The exact opposite is true of advanced souls who see themselves moving the pencil upon the paper that represents the subtle and mental worlds. What they don’t see is the other end of the pencil that reacts to the subtle and mental movements by making patterns on the paper representing the gross world.

Meher Baba was clear on this point, that all souls in illusion, whether gross, subtle, or mental conscious only experience one world at a time. Gross conscious souls do not experience the subtle or mental worlds, subtle conscious souls do not experience the gross or mental worlds, and mental conscious souls do not experience the gross or subtle worlds.

Masts experience the subtle and mental worlds, but they differ in their experience from both the ordinary human being and the other advanced souls because they do not absorb their experiences into their sense of self because their sense of self is lost in their own experiences. Consequently they do not experience themselves as the doer of their own actions and it is precisely for this reason that the behavior of masts often appears to those of gross consciousness to be quite odd, bizarre, or unbalanced.

Now, of course, all this information regarding the masts and other advanced souls comes but from the teachings of Meher Baba.

One of my favorite books of all times is called The Wayfarers — Meher Baba with the God-intoxicated. Written by Dr. William Donkin, it is still available through Sheriar Press. The book highlights a period in Meher Baba’s life (1922– 1949) when He actively sought out masts for the purposes of His work.  The exact nature of this work remains unknown, because what even his closest followers saw, or what we are able to glean from the chronicles of The Wayfarers, is only the outer shell of that work and what was going on internally remains hidden. Maher Baba did give some hints, however, and from these hints we are able to conclude that His work with masts was for their spiritual benefit and the spiritual benefit of all creation also.

During this period of his mast work Meher Baba traveled with a small number of close disciples throughout India, the Kashmir, and much of what is now Pakistan. He traveled incognito, taking great pains to not be recognized. Often, in speaking about Meher Baba to others, the followers were told to refer to him as their older brother. The travel was often difficult and exhausting. Masts are often reclusive, living alone in out of the way forests or hovels, on the streets of big cities, or in the foulest sort of places like butcher shops and even brothels. Additionally, when a mast is known by individuals in a community they are revered as saints and often protected from outsiders.

While on His mast tours, Meher Baba always seemed to know where He was going and would direct his party to specific places where masts were known or suspected of being; once there, He would send out a follower or two to first contact the mast or the mast’s attendants and deliver a message that their elder brother wished to contact the mast. A consistent requirement was that the contact should private and that the mast should willingly agree to the meeting.

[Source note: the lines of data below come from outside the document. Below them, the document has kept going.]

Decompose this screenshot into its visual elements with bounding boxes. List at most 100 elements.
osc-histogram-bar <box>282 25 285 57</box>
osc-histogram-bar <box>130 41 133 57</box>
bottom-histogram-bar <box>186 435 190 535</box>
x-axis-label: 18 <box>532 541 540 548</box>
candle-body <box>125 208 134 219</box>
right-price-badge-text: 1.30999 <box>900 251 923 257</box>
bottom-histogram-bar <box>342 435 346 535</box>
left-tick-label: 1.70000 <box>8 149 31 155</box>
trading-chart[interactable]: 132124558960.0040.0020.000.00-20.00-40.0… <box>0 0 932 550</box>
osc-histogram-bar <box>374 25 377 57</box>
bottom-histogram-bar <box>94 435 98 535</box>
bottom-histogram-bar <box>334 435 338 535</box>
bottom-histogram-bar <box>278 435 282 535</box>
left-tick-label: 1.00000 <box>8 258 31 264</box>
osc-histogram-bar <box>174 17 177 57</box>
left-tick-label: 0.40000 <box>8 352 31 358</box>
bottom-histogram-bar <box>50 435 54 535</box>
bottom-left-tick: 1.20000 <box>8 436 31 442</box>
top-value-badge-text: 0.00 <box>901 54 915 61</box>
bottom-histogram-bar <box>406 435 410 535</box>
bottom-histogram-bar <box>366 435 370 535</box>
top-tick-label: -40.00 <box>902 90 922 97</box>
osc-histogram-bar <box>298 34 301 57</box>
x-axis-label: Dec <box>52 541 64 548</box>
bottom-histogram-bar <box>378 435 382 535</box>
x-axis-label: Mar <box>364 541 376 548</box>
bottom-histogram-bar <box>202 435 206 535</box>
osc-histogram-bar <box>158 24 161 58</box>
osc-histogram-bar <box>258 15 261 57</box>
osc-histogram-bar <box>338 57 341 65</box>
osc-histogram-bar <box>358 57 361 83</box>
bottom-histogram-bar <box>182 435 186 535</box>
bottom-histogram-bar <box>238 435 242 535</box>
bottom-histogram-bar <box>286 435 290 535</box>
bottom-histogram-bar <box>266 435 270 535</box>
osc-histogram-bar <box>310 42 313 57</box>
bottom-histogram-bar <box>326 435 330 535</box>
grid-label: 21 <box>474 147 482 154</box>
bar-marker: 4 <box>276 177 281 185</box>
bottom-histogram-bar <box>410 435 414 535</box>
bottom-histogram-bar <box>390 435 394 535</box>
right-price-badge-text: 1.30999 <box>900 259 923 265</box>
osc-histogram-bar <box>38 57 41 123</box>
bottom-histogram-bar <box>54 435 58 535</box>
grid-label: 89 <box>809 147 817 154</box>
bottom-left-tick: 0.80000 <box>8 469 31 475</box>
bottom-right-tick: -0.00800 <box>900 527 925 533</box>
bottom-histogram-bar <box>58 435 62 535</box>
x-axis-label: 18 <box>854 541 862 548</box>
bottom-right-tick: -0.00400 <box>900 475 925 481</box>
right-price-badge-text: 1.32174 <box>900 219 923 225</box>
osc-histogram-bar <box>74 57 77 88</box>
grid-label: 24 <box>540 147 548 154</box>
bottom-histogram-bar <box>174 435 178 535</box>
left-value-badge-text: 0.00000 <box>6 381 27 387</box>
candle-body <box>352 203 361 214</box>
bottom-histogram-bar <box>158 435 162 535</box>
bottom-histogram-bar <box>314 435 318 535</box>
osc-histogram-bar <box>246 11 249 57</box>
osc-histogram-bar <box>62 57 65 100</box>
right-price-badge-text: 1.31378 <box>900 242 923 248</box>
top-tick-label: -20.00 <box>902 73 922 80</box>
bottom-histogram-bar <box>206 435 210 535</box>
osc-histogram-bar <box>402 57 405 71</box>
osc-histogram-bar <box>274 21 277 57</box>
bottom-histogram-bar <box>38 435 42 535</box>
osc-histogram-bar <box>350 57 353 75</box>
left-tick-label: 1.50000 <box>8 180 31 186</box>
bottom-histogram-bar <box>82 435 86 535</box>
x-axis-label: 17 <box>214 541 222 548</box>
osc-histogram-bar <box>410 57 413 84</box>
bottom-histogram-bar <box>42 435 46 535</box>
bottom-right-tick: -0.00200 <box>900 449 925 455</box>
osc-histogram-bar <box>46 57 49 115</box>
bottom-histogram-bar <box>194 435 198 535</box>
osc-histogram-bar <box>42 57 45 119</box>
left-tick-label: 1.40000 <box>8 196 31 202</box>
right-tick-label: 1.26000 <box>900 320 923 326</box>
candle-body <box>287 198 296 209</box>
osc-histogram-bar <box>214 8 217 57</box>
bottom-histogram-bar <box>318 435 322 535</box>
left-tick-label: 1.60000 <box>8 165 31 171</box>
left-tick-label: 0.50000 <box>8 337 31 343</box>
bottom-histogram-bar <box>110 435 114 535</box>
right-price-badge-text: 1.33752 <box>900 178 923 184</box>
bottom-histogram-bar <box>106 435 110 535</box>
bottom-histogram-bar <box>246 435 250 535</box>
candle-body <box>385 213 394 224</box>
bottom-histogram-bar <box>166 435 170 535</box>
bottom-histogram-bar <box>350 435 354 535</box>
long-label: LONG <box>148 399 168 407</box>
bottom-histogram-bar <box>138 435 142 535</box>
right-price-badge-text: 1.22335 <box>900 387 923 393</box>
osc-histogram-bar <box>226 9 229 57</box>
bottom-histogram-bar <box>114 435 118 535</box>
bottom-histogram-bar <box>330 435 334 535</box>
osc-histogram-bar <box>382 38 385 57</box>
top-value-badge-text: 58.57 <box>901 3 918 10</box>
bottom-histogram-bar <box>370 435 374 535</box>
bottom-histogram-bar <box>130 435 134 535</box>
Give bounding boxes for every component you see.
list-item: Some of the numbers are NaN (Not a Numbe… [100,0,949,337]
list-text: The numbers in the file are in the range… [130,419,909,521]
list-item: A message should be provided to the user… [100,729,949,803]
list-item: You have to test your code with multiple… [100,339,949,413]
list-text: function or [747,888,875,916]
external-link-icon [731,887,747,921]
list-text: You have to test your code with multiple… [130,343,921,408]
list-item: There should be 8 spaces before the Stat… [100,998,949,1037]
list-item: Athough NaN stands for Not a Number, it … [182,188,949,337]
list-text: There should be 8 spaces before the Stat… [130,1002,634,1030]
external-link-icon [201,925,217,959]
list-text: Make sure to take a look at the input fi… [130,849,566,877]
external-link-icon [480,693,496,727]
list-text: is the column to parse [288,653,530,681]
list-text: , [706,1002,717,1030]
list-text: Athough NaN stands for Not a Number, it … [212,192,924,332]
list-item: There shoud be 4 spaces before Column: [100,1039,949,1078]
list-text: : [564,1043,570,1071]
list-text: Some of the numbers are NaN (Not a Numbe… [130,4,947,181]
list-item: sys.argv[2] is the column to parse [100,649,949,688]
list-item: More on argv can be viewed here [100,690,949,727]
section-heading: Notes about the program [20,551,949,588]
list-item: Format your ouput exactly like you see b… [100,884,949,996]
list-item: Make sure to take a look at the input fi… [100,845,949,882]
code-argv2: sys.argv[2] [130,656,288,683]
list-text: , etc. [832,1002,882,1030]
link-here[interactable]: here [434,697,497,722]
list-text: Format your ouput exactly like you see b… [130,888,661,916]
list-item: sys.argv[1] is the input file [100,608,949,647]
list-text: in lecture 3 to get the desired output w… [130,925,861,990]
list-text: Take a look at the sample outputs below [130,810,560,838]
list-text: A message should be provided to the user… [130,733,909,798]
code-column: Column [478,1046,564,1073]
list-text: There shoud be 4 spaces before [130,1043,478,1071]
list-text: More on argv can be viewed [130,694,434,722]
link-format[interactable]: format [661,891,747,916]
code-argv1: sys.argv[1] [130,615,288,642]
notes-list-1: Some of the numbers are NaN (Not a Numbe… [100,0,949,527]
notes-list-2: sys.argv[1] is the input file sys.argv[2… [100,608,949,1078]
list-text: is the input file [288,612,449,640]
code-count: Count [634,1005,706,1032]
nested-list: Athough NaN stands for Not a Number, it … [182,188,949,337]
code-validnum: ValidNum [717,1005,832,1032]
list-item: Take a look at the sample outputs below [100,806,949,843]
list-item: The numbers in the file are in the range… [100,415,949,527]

“He is a fifth-plane mast in a ghous-like state. He has a peculiar springing gait as he walks; that is to say, he bobs his body up and down in an agile way, and Meher Baba explained that this gait was typical of ghouls-like masts… Chambeli Shaw lives in the prostitutes’ quarter of Chapra and runs away from everyone who approaches him. There was this difficulty when Baba wished to contact him until someone mentioned that he was very fond of chewing tobacco and lime. A handful of this was brought, and when he saw it, Chambeli Shaw was tempted to approach, and so was contacted.” – Ibid.
Ghous-like masts have the qualities of a ghous

Meher Baba explained that ghous-like masts “are able to disconnect their limbs from their bodies when in a certain state of consciousness.” He said that “ghous-like masts are found in lonely places, because with the characteristic of separating the parts of their bodies, they prefer to remain hidden from the eyes of ordinary people.